Here is an email I received from Millvalley…
No surprise: we’re driving less — about 4.3% fewer miles than last year, the first annual decline since 1979and the largest yearly decline on record.
On the other hand, public transportation use is now at its highest level in fifty years, with rail systems showing 6% year-over-year gains.
Our region is not reacting to these trends aggressively enough.
Let me explain. The Ohio-Kentucky-Indiana Regional Council of Governments is now updating its 2030 Plan, a document that guides investment in transportation projects here. Ohio and Kentucky will be spending about $4.4 billion over the next couple decades on new and improved roadways, transit, bike and pedestrian programs, freight and information technology systems. Another $2.5 billion will be spent on the operations and maintenance of our mobility systems.

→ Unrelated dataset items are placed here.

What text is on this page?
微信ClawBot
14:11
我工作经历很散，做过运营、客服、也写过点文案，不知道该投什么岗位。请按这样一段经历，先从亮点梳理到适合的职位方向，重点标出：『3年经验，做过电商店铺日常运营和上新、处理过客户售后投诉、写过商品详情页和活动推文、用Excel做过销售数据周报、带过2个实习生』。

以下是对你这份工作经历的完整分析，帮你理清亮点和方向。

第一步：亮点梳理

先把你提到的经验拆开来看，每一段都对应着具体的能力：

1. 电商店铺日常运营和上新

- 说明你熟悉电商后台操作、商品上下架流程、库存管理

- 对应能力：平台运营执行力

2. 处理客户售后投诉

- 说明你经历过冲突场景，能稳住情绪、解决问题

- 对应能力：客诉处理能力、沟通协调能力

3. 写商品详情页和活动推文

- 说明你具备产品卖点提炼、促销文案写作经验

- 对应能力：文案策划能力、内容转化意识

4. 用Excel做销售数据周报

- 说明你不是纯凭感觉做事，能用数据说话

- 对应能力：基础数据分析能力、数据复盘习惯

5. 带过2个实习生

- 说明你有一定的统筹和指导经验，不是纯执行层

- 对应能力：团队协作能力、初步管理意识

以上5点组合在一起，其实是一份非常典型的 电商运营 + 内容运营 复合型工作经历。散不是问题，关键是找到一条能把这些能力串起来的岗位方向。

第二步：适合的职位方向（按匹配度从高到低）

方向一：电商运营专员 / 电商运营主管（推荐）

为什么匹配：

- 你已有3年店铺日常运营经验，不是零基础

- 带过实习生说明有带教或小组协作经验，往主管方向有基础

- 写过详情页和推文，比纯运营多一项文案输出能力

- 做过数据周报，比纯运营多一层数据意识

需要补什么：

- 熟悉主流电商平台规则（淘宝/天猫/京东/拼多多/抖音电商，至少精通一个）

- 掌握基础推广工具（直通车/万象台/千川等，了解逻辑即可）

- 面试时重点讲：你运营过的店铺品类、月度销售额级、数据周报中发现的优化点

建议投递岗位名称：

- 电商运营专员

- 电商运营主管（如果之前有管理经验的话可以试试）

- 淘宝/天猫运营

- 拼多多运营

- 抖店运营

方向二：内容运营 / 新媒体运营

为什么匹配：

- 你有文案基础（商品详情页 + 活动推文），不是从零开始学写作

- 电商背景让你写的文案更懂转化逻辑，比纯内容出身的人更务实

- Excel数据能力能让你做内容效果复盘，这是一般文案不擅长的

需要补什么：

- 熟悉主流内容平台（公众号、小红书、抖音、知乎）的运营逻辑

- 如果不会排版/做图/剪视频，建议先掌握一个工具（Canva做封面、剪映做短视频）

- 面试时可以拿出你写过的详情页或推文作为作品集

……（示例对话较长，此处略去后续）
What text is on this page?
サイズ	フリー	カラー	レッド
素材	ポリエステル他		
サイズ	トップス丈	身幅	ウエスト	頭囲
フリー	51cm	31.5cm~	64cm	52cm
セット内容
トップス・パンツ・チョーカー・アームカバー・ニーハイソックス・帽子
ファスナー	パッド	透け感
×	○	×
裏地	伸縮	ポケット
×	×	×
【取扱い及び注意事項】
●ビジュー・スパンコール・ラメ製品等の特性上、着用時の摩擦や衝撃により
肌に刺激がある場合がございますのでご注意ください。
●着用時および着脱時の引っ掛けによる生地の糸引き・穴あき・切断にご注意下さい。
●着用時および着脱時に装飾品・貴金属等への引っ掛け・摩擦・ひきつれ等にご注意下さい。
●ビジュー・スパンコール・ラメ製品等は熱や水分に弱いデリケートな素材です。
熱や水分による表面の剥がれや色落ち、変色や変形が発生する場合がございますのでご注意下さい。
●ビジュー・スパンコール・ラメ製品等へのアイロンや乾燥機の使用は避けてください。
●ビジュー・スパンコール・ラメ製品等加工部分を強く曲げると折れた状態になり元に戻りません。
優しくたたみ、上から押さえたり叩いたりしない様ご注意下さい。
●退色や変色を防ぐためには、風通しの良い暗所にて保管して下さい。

Kentucky expects to invest $1.4 billion on roadway projects compared to only $22 million on transit — fully 63 as much on a mode of travel that is declining nationwide compared to one that is growing. Ohio’s program is a little more balanced. Projected spending for roadways is $2.3 billion. While transit is nominally slated to receive $509 million, about $410 million of this sum is for the Eastern Corridor rail project which, in my view, has little chance of ever getting built. If it does get built, the numbers show that it will be a very poor performer. So that leaves about $99 million for all other transit projects for the next couple of decades. It’s still heavily lopsided in favor of roads — in Ohio, we’ll $23 for highways for every $1 spent on transit.
I’m just wondering if this would fly in the private sector? I tend to say no, but I am confused as to why this is accepted from our government?